Проходит девять дней, наполненных мелкими пакостями Альбины Гораковой (кусочек пирожного, втоптанный в ковер прямо на пороге ее комнаты; подожженные с утра пораньше благовония в маленьких конусах, наполнившие жарко натопленную квартиру густой духотой) и переведенными на английский тридцатью девятью страницами немецкого текста и шестью – чешского. На десятый день Хелен приходит в голову, что Карел еще никогда не молчал так долго, и она пишет ему сообщение.
На следующее утро Хелен наконец приходит в библиотеку и с удовлетворением обнаруживает, что вполне способна не смотреть ни на гипсовых младенцев, которые спускаются с потолка, пронзительно крича от боли, ни туда, где стоит стол двести девять. Она ищет Карела, но его нет. Вечером, убирая свои переводы в сумку, где уже лежит часть рукописи Хоффмана, она решается навестить друзей.
Это несвойственно ей до такой степени, что, ныряя под каменную арку и встречаясь взглядом с продавцом в билетной кассе (он понимает, что ее не соблазнить опереттами под сводами бывших церквей), Хелен удивляется самой себе: она идет в гости без приглашения? Это она-то? Она затягивает потуже то и дело сползающий пояс. А почему бы и нет? У нее с собой чужие бумаги, и она будет проходить мимо дома их владельца, так что это всего-навсего вопрос хорошего воспитания.
Вечер выдался снежным, велосипеды и мусорные урны все в белом. Сейчас метель уже прекратилась, но в воздухе продолжает кружиться пыль, словно опалы шлифуют о камень. Смельчаки, рассевшиеся под навесами на стульях с овчинными подстилками, с довольным видом ежатся от холода, а у них над головами церковные песнопения мешаются со светскими мелодиями. «Вот она! – говорят англичане. – Настоящая зима, как во времена нашей юности, когда птицы проклевывали фольгу на бутылках с молоком, которые стояли под дверью». Они платят бешеные деньги за плохое пиво и считают, что это дешево.
Карел и Тея живут сразу за Староместской площадью, через которую Хелен проскальзывает незамеченной, почти ничего не замечая и сама. Она более или менее научилась сопротивляться иллюзорности фасадов, создающих такое впечатление, будто в любое мгновение их можно отдернуть, как шторы. Добравшись до дома друзей, Хелен переводит дыхание и осознает, что шла немного быстрее обычного, словно бы ее подгонял звук чьих-то шагов по мостовой. Вниз по переулку, пройти под аркой, – пригнувшись, хотя каменная дуга довольно высоко над головой, – и вот двор, в который смотрят окна четырех домов, и знакомая дверь, заваленная снегом.
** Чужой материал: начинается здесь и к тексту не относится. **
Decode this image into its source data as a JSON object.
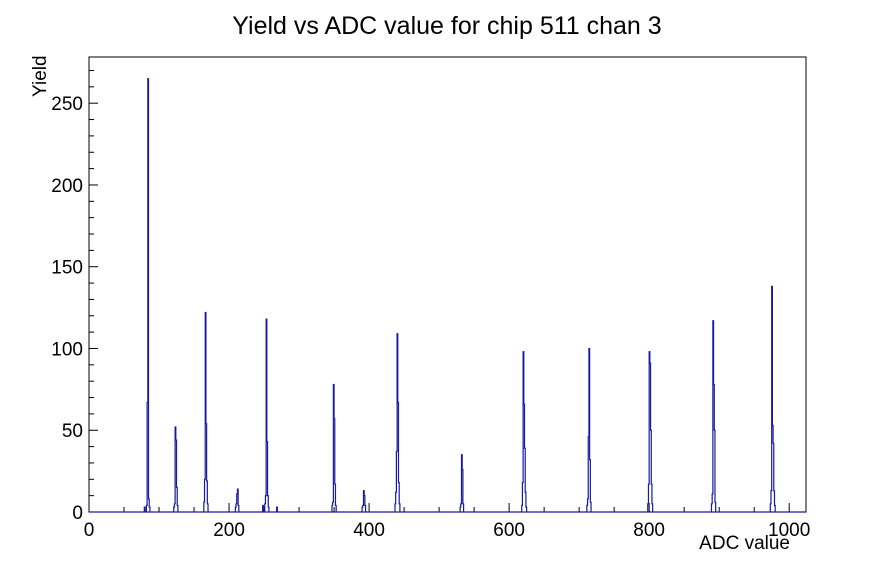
{
  "page": {
    "background": "#ffffff"
  },
  "chart_data": {
    "type": "bar",
    "title": "Yield vs ADC value for chip 511 chan 3",
    "xlabel": "ADC value",
    "ylabel": "Yield",
    "xlim": [
      0,
      1024
    ],
    "ylim": [
      0,
      278.25
    ],
    "x_major_ticks": [
      0,
      200,
      400,
      600,
      800,
      1000
    ],
    "x_minor_step": 50,
    "y_major_ticks": [
      0,
      50,
      100,
      150,
      200,
      250
    ],
    "y_minor_step": 10,
    "grid": false,
    "legend": false,
    "line_color": "#1919a0",
    "axis_color": "#000000",
    "bins_adc_height": [
      [
        79,
        3
      ],
      [
        82,
        4
      ],
      [
        83,
        67
      ],
      [
        84,
        265
      ],
      [
        85,
        8
      ],
      [
        86,
        3
      ],
      [
        121,
        3
      ],
      [
        122,
        5
      ],
      [
        123,
        52
      ],
      [
        124,
        44
      ],
      [
        125,
        15
      ],
      [
        126,
        4
      ],
      [
        164,
        6
      ],
      [
        165,
        20
      ],
      [
        166,
        122
      ],
      [
        167,
        54
      ],
      [
        168,
        19
      ],
      [
        169,
        5
      ],
      [
        209,
        3
      ],
      [
        210,
        5
      ],
      [
        211,
        11
      ],
      [
        212,
        14
      ],
      [
        213,
        4
      ],
      [
        248,
        4
      ],
      [
        251,
        5
      ],
      [
        252,
        10
      ],
      [
        253,
        118
      ],
      [
        254,
        43
      ],
      [
        255,
        10
      ],
      [
        256,
        3
      ],
      [
        268,
        3
      ],
      [
        347,
        4
      ],
      [
        348,
        6
      ],
      [
        349,
        78
      ],
      [
        350,
        57
      ],
      [
        351,
        17
      ],
      [
        352,
        4
      ],
      [
        390,
        3
      ],
      [
        391,
        4
      ],
      [
        392,
        13
      ],
      [
        393,
        10
      ],
      [
        394,
        4
      ],
      [
        437,
        5
      ],
      [
        438,
        12
      ],
      [
        439,
        37
      ],
      [
        440,
        109
      ],
      [
        441,
        67
      ],
      [
        442,
        18
      ],
      [
        443,
        5
      ],
      [
        530,
        3
      ],
      [
        531,
        5
      ],
      [
        532,
        35
      ],
      [
        533,
        26
      ],
      [
        534,
        5
      ],
      [
        618,
        4
      ],
      [
        619,
        18
      ],
      [
        620,
        98
      ],
      [
        621,
        66
      ],
      [
        622,
        39
      ],
      [
        623,
        12
      ],
      [
        624,
        3
      ],
      [
        711,
        4
      ],
      [
        712,
        8
      ],
      [
        713,
        46
      ],
      [
        714,
        100
      ],
      [
        715,
        32
      ],
      [
        716,
        6
      ],
      [
        798,
        5
      ],
      [
        799,
        17
      ],
      [
        800,
        98
      ],
      [
        801,
        91
      ],
      [
        802,
        50
      ],
      [
        803,
        17
      ],
      [
        804,
        5
      ],
      [
        889,
        5
      ],
      [
        890,
        11
      ],
      [
        891,
        117
      ],
      [
        892,
        78
      ],
      [
        893,
        50
      ],
      [
        894,
        6
      ],
      [
        973,
        5
      ],
      [
        974,
        13
      ],
      [
        975,
        138
      ],
      [
        976,
        53
      ],
      [
        977,
        42
      ],
      [
        978,
        13
      ],
      [
        979,
        4
      ]
    ]
  }
}
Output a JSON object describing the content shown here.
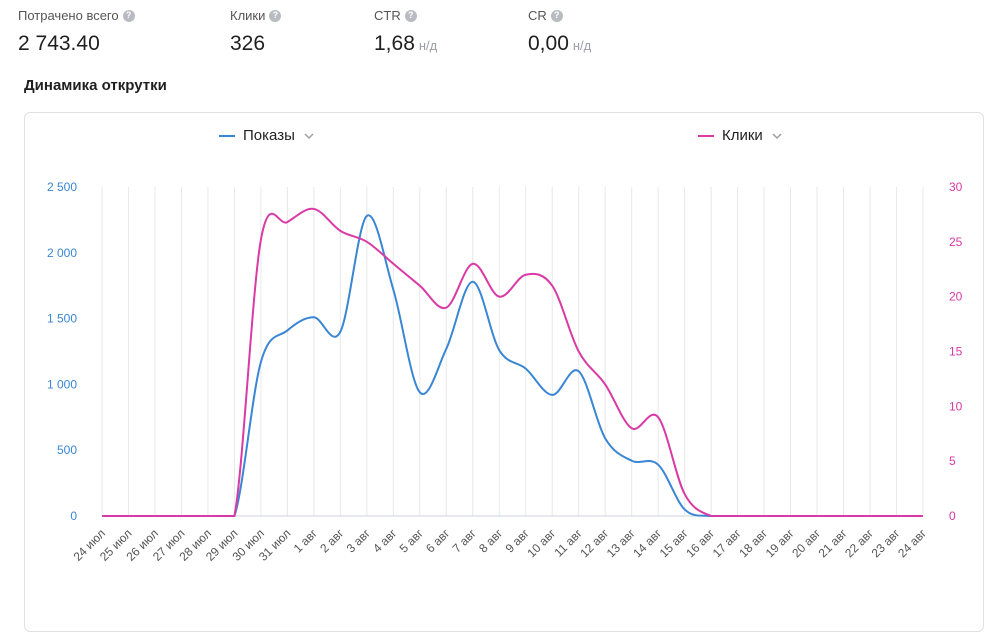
{
  "stats": [
    {
      "label": "Потрачено всего",
      "value": "2 743.40",
      "unit": ""
    },
    {
      "label": "Клики",
      "value": "326",
      "unit": ""
    },
    {
      "label": "CTR",
      "value": "1,68",
      "unit": "н/д"
    },
    {
      "label": "CR",
      "value": "0,00",
      "unit": "н/д"
    }
  ],
  "section_title": "Динамика открутки",
  "colors": {
    "impressions": "#3a86d4",
    "clicks": "#d93aa5",
    "grid": "#e6e8eb"
  },
  "icons": {
    "help": "question-circle-icon",
    "dropdown": "chevron-down-icon"
  },
  "chart_data": {
    "type": "line",
    "legend_position": "top",
    "grid": true,
    "categories": [
      "24 июл",
      "25 июл",
      "26 июл",
      "27 июл",
      "28 июл",
      "29 июл",
      "30 июл",
      "31 июл",
      "1 авг",
      "2 авг",
      "3 авг",
      "4 авг",
      "5 авг",
      "6 авг",
      "7 авг",
      "8 авг",
      "9 авг",
      "10 авг",
      "11 авг",
      "12 авг",
      "13 авг",
      "14 авг",
      "15 авг",
      "16 авг",
      "17 авг",
      "18 авг",
      "19 авг",
      "20 авг",
      "21 авг",
      "22 авг",
      "23 авг",
      "24 авг"
    ],
    "y_left": {
      "ticks": [
        "0",
        "500",
        "1 000",
        "1 500",
        "2 000",
        "2 500"
      ],
      "min": 0,
      "max": 2500
    },
    "y_right": {
      "ticks": [
        "0",
        "5",
        "10",
        "15",
        "20",
        "25",
        "30"
      ],
      "min": 0,
      "max": 30
    },
    "series": [
      {
        "name": "Показы",
        "axis": "left",
        "values": [
          0,
          0,
          0,
          0,
          0,
          0,
          1170,
          1410,
          1510,
          1400,
          2280,
          1720,
          940,
          1270,
          1780,
          1260,
          1120,
          920,
          1100,
          590,
          420,
          390,
          50,
          0,
          0,
          0,
          0,
          0,
          0,
          0,
          0,
          0
        ]
      },
      {
        "name": "Клики",
        "axis": "right",
        "values": [
          0,
          0,
          0,
          0,
          0,
          0,
          25.2,
          26.8,
          28,
          26,
          25,
          23,
          21,
          19,
          23,
          20,
          22,
          21,
          15,
          12,
          8,
          9,
          2,
          0,
          0,
          0,
          0,
          0,
          0,
          0,
          0,
          0
        ]
      }
    ]
  }
}
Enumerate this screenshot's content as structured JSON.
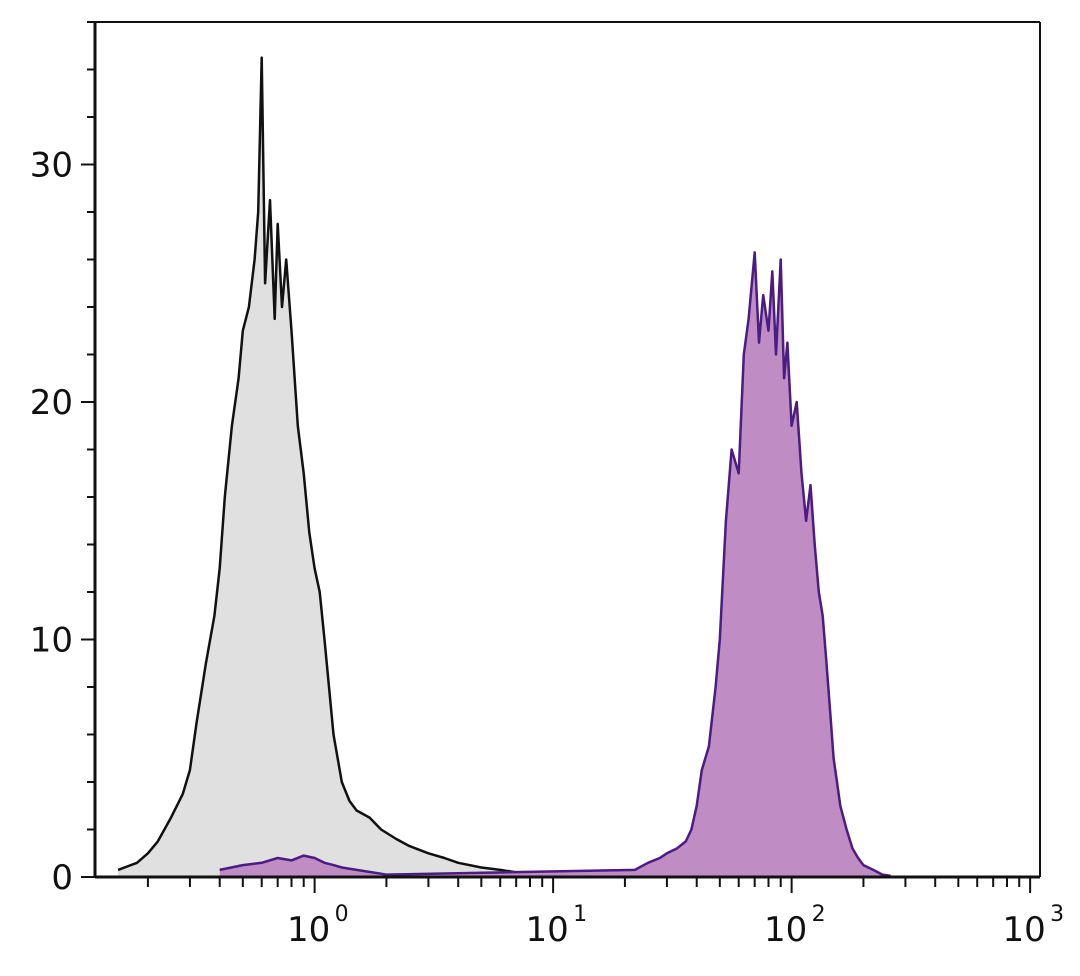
{
  "chart_data": {
    "type": "area",
    "title": "",
    "xlabel": "",
    "ylabel": "",
    "x_scale": "log",
    "xlim": [
      0.12,
      1100
    ],
    "ylim": [
      0,
      36
    ],
    "grid": false,
    "legend": "none",
    "y_ticks": [
      {
        "value": 0,
        "label": "0"
      },
      {
        "value": 10,
        "label": "10"
      },
      {
        "value": 20,
        "label": "20"
      },
      {
        "value": 30,
        "label": "30"
      }
    ],
    "x_ticks": [
      {
        "value": 1,
        "base": "10",
        "exp": "0"
      },
      {
        "value": 10,
        "base": "10",
        "exp": "1"
      },
      {
        "value": 100,
        "base": "10",
        "exp": "2"
      },
      {
        "value": 1000,
        "base": "10",
        "exp": "3"
      }
    ],
    "series": [
      {
        "color": "#111111",
        "fill": "#e0e0e0",
        "x": [
          0.15,
          0.18,
          0.2,
          0.22,
          0.25,
          0.28,
          0.3,
          0.32,
          0.35,
          0.38,
          0.4,
          0.42,
          0.45,
          0.48,
          0.5,
          0.53,
          0.56,
          0.58,
          0.6,
          0.62,
          0.65,
          0.68,
          0.7,
          0.73,
          0.76,
          0.8,
          0.85,
          0.9,
          0.95,
          1.0,
          1.05,
          1.1,
          1.2,
          1.3,
          1.4,
          1.5,
          1.7,
          1.9,
          2.2,
          2.5,
          3.0,
          3.5,
          4.0,
          5.0,
          6.0,
          7.0,
          8.0,
          10.0,
          12.0
        ],
        "y": [
          0.3,
          0.6,
          1.0,
          1.5,
          2.5,
          3.5,
          4.5,
          6.5,
          9.0,
          11.0,
          13.0,
          16.0,
          19.0,
          21.0,
          23.0,
          24.0,
          26.0,
          28.0,
          34.5,
          25.0,
          28.5,
          23.5,
          27.5,
          24.0,
          26.0,
          23.0,
          19.0,
          17.0,
          14.5,
          13.0,
          12.0,
          10.0,
          6.0,
          4.0,
          3.2,
          2.8,
          2.5,
          2.0,
          1.6,
          1.3,
          1.0,
          0.8,
          0.6,
          0.4,
          0.3,
          0.2,
          0.15,
          0.1,
          0.05
        ]
      },
      {
        "color": "#4b1c82",
        "fill": "#bf8cc3",
        "x": [
          0.4,
          0.5,
          0.6,
          0.7,
          0.8,
          0.9,
          1.0,
          1.1,
          1.2,
          1.3,
          1.5,
          2.0,
          22.0,
          25.0,
          28.0,
          30.0,
          33.0,
          36.0,
          38.0,
          40.0,
          42.0,
          45.0,
          48.0,
          50.0,
          53.0,
          56.0,
          60.0,
          63.0,
          66.0,
          70.0,
          73.0,
          76.0,
          80.0,
          83.0,
          86.0,
          90.0,
          93.0,
          96.0,
          100.0,
          105.0,
          110.0,
          115.0,
          120.0,
          125.0,
          130.0,
          135.0,
          140.0,
          145.0,
          150.0,
          155.0,
          160.0,
          170.0,
          180.0,
          190.0,
          200.0,
          220.0,
          240.0,
          260.0
        ],
        "y": [
          0.3,
          0.5,
          0.6,
          0.8,
          0.7,
          0.9,
          0.8,
          0.6,
          0.5,
          0.4,
          0.3,
          0.1,
          0.3,
          0.6,
          0.8,
          1.0,
          1.2,
          1.5,
          2.0,
          3.0,
          4.5,
          5.5,
          8.0,
          10.0,
          15.0,
          18.0,
          17.0,
          22.0,
          23.5,
          26.3,
          22.5,
          24.5,
          23.0,
          25.5,
          22.0,
          26.0,
          21.0,
          22.5,
          19.0,
          20.0,
          17.0,
          15.0,
          16.5,
          14.0,
          12.0,
          11.0,
          9.0,
          7.0,
          5.0,
          4.0,
          3.0,
          2.0,
          1.2,
          0.8,
          0.5,
          0.3,
          0.1,
          0.05
        ]
      }
    ]
  }
}
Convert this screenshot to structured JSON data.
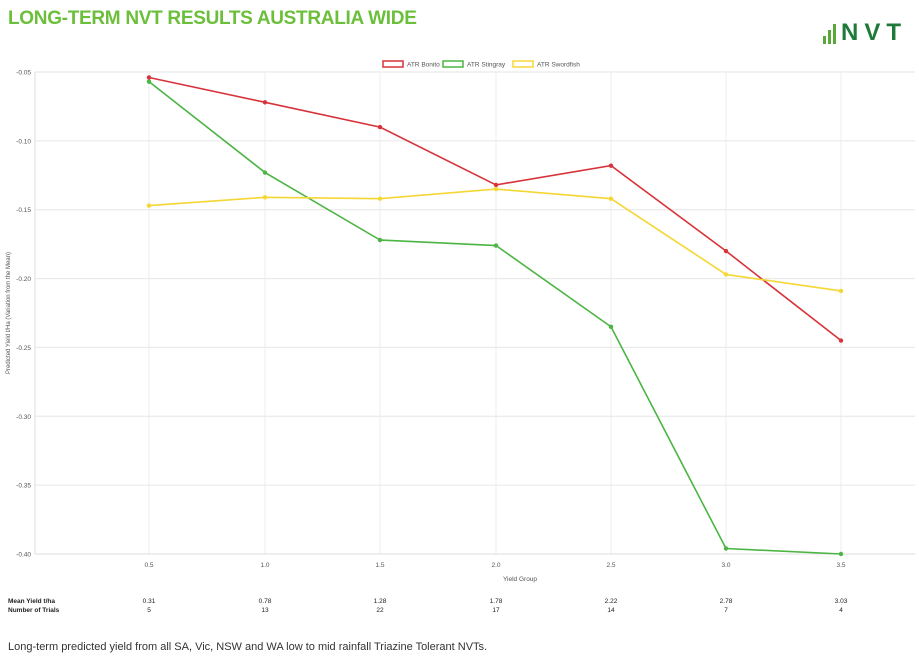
{
  "header": {
    "title": "LONG-TERM NVT RESULTS AUSTRALIA WIDE",
    "logo_text": "NVT"
  },
  "caption": "Long-term predicted yield from all SA, Vic, NSW and WA low to mid rainfall Triazine Tolerant NVTs.",
  "chart_data": {
    "type": "line",
    "x": [
      0.5,
      1.0,
      1.5,
      2.0,
      2.5,
      3.0,
      3.5
    ],
    "x_tick_labels": [
      "0.5",
      "1.0",
      "1.5",
      "2.0",
      "2.5",
      "3.0",
      "3.5"
    ],
    "xlabel": "Yield Group",
    "ylabel": "Predicted Yield t/Ha (Variation from the Mean)",
    "y_ticks": [
      -0.05,
      -0.1,
      -0.15,
      -0.2,
      -0.25,
      -0.3,
      -0.35,
      -0.4
    ],
    "y_tick_labels": [
      "-0.05",
      "-0.10",
      "-0.15",
      "-0.20",
      "-0.25",
      "-0.30",
      "-0.35",
      "-0.40"
    ],
    "ylim": [
      -0.4,
      -0.05
    ],
    "grid": true,
    "legend_position": "top-center",
    "series": [
      {
        "name": "ATR Bonito",
        "color": "#d8323a",
        "values": [
          -0.054,
          -0.072,
          -0.09,
          -0.132,
          -0.118,
          -0.18,
          -0.245
        ]
      },
      {
        "name": "ATR Stingray",
        "color": "#4bb543",
        "values": [
          -0.057,
          -0.123,
          -0.172,
          -0.176,
          -0.235,
          -0.396,
          -0.4
        ]
      },
      {
        "name": "ATR Swordfish",
        "color": "#f5d733",
        "values": [
          -0.147,
          -0.141,
          -0.142,
          -0.135,
          -0.142,
          -0.197,
          -0.209
        ]
      }
    ],
    "summary_rows": [
      {
        "label": "Mean Yield t/ha",
        "values": [
          "0.31",
          "0.78",
          "1.28",
          "1.78",
          "2.22",
          "2.78",
          "3.03"
        ]
      },
      {
        "label": "Number of Trials",
        "values": [
          "5",
          "13",
          "22",
          "17",
          "14",
          "7",
          "4"
        ]
      }
    ]
  }
}
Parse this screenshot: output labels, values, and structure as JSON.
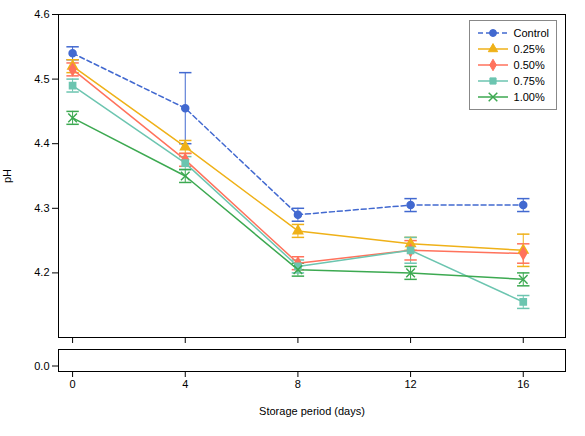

Хелен останавливается и поддевает пальцем ремешок сумки, который давит на ключицу. Она быстро прикидывает в уме: или они не выходили из дома, скажем, в течение дня (а то и больше?), или ушли и до сих пор не вернулись. Она делает шаг вперед, и в это мгновение одинокий фонарь под аркой гаснет и весь двор погружается во мрак. Каждое из тридцати одинаковых окон над тридцатью одинаковыми подоконниками кажется черным квадратом в черноте, и все это создает впечатление абсолютной пустоты, как будто тут никогда и не зажигали фонарей. Только с далекой Староместской площади под арку пробивается слабый свет – такой слабый, словно он очень далеко, словно до него двадцать километров, а не двадцать шагов. Хелен не двигается. Вслушивается в тишину, напрягаясь всем телом. Что она пытается расслышать – шелест длинных юбок, волочащихся по снегу, похрустывание ботинок, – а может, босых ног, обошедших континенты и не чувствующих боли? Она вслушивается – и, конечно, не слышит ничего, кроме уплывающих в темноту далеких звуков чешской волынки. Потом фонарь в арке зажигается снова – наверное, контакт отошел, – и Хелен, моргая, замечает кое-что, чего не заметила раньше: дверь приоткрыта, между ней и косяком щель шириной буквально с палец. Она разглядывает эту длинную черную полоску. Воспитанным людям не полагается заходить в дом без приглашения, но Хелен кажется, что здесь что-то не так.
– Карел? – зовет она. – Тея? Это я. Можно к вам?
Тишина. А мама, думает она, на моем месте закричала бы: «Ау-у! Карел! Тея!» Ответа нет, и Хелен толкает дверь и входит.